It's not that I mind being fat. I don't really. I mean, that would be like minding that I have blue eyes or minding that I am not good with directions. It's just something that's part of who I am. I have been fat, in one definition or another, for almost 30 years. Sometimes I am a little fat, sometimes a lot fat. But never, not at my thinnest, not at 18 when I was working out 5 or 6 times a week--never have I not been fat. Not that I can remember.
And I don't mind. I can't mind. It's just who I am.
I mind being out of shape, however. I mind that I can't walk up 5 flights of steps without a nap and an oxygen tank. That I mind.

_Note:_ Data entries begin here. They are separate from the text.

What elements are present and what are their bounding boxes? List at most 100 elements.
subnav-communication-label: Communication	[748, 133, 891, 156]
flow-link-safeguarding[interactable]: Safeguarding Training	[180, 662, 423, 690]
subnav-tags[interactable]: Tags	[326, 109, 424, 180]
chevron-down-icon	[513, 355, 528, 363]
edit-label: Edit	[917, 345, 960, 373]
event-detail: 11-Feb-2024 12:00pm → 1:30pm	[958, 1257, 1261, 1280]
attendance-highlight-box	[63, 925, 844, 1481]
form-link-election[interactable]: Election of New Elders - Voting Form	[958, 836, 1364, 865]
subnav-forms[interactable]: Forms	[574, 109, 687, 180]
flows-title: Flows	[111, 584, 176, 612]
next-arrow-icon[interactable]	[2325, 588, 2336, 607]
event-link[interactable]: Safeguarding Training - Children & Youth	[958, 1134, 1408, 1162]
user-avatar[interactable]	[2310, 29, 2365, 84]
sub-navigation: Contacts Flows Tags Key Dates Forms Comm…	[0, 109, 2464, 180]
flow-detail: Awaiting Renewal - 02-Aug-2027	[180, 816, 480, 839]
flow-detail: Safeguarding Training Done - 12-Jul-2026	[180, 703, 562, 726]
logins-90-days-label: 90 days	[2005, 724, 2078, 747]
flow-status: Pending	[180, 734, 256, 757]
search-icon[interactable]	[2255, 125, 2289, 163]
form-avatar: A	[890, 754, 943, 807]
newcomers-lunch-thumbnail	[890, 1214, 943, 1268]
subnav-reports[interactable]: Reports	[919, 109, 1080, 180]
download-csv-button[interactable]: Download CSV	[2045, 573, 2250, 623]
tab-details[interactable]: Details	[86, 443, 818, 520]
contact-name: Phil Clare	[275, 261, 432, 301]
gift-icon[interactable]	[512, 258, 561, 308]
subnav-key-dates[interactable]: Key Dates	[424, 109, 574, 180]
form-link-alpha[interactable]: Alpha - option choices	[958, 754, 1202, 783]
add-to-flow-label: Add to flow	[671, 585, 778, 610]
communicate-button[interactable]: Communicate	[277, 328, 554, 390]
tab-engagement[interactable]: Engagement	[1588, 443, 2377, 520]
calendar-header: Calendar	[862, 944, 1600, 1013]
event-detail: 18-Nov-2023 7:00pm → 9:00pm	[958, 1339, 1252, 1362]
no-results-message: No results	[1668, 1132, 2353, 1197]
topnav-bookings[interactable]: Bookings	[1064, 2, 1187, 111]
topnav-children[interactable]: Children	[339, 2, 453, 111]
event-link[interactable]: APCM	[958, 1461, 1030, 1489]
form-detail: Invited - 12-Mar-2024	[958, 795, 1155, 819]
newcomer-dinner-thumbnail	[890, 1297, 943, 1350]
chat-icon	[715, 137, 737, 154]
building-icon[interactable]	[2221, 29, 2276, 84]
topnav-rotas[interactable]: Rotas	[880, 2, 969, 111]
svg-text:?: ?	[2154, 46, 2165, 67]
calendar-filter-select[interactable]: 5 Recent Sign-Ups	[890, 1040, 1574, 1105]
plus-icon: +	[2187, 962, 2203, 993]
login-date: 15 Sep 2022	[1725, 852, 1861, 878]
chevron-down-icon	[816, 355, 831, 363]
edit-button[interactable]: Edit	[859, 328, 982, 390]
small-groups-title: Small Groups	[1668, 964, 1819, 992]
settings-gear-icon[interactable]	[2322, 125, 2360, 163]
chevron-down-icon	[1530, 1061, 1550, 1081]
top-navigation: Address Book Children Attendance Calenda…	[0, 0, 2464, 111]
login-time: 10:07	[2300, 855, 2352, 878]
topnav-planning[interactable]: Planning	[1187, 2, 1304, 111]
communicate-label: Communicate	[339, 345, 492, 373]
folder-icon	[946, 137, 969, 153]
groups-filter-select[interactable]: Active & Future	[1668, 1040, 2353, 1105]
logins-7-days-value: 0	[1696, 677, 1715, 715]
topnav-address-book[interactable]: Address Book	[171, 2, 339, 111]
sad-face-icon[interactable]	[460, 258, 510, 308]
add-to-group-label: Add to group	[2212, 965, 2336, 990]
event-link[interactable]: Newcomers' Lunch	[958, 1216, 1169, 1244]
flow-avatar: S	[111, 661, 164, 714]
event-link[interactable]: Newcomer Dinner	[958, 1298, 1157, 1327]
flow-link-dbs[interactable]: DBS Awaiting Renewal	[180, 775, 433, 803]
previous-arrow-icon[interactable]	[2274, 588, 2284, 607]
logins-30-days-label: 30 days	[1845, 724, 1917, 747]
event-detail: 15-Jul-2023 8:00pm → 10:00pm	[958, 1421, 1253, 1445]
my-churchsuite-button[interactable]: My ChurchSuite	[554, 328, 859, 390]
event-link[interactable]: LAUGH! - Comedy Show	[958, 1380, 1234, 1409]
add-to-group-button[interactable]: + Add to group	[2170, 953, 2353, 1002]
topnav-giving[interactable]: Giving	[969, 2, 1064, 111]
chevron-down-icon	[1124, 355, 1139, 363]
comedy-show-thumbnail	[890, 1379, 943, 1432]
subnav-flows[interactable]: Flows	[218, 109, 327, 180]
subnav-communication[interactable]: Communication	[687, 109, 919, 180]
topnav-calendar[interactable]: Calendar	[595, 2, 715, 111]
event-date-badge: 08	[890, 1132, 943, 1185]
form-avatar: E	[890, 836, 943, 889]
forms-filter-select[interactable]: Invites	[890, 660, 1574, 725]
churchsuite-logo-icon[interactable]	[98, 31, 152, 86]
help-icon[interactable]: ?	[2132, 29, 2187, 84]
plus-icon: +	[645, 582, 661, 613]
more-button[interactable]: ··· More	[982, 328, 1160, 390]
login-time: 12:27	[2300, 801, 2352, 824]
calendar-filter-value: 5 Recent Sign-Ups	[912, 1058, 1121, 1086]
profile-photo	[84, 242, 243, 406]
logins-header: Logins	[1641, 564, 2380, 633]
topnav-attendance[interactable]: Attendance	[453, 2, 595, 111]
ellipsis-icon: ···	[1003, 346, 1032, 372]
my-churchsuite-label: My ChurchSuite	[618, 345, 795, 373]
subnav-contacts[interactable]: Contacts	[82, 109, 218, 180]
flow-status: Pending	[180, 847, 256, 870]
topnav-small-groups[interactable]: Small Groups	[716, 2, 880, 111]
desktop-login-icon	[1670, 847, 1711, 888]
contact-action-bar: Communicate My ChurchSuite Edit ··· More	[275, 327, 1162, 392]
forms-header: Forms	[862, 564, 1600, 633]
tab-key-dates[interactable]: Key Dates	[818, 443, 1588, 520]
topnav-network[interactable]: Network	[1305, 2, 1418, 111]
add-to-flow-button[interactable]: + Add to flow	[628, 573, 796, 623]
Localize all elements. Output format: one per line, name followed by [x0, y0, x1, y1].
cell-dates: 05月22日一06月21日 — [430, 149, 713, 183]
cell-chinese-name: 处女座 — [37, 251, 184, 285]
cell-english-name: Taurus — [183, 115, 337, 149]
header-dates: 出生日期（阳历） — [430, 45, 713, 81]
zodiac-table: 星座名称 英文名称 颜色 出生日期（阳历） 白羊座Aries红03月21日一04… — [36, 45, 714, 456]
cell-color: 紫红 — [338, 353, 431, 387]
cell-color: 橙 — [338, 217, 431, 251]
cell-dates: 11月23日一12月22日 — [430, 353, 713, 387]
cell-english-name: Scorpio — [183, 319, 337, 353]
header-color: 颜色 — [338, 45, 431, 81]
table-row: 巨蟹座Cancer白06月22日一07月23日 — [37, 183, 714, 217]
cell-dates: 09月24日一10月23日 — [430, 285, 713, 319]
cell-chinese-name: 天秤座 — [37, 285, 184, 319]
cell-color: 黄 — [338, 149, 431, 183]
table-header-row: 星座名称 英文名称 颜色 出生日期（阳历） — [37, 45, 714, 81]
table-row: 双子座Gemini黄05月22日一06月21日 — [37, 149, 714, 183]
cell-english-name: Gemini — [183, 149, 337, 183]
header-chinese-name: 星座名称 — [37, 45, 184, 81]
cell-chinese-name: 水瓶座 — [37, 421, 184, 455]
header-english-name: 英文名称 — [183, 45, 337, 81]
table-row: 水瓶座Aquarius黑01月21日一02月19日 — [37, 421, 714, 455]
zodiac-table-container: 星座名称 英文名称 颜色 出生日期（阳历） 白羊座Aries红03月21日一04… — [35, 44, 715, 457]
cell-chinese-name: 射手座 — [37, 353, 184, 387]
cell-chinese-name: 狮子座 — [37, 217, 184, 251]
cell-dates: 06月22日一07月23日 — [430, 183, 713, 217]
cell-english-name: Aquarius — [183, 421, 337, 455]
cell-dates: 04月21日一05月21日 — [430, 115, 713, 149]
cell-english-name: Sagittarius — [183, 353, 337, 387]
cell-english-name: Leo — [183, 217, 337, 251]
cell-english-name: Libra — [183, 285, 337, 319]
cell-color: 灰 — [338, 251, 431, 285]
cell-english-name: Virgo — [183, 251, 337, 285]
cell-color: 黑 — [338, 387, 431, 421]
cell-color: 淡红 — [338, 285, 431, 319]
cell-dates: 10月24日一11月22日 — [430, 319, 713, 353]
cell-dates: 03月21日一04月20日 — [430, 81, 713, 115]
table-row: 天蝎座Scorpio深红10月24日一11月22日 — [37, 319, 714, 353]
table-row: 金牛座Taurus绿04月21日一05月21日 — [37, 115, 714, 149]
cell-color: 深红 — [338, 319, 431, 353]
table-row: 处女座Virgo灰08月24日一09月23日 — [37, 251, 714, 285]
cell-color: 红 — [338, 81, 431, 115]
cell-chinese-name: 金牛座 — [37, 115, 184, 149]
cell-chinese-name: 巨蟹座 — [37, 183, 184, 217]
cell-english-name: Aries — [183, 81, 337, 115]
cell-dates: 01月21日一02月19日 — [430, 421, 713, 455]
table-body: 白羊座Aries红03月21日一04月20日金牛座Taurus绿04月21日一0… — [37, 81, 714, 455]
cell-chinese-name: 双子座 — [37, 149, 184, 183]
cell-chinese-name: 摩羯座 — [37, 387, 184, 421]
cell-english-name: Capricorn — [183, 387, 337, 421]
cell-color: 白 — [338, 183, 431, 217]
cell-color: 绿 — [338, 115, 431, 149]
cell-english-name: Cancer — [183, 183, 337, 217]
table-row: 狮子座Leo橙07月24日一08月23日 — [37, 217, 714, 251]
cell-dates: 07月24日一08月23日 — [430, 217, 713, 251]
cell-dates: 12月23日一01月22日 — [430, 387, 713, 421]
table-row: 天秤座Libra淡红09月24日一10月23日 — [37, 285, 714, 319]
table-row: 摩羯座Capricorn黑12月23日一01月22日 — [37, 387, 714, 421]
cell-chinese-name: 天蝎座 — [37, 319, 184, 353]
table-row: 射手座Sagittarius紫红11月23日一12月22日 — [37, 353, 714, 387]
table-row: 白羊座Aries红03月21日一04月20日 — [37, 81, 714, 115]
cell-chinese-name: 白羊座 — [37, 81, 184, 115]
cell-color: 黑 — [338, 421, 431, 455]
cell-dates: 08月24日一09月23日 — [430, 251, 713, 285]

So, that we're going to change.
Jazzercise has been my poison of choice in the past. I like the class format, it's cheap and fun and it has worked for me in the past. So, I have signed on at two centers, one near my work, one near my home. I've been twice and both times had quite a bit of fun--more than I should have, considering that I am fat, and arhythmic, and wickedly out of shape.
But it is actually a blast. I actually laughed out loud tonight, about 30 minutes into the cardio. A real laugh. Like I was at an amusement park or something.
I suppose that a side effect of all this huffin and puffin will be that I will lose some weight. Interesting to see how that goes. My metabolism has been pretty stable for, oh, five or six years. I eat practically non-stop, whatever I want in truly horrifying quantities and I don't gain any weight. I suppose that adding in 4 hours of exercise a week will disturb that precarious balance, we'll hope in a good way.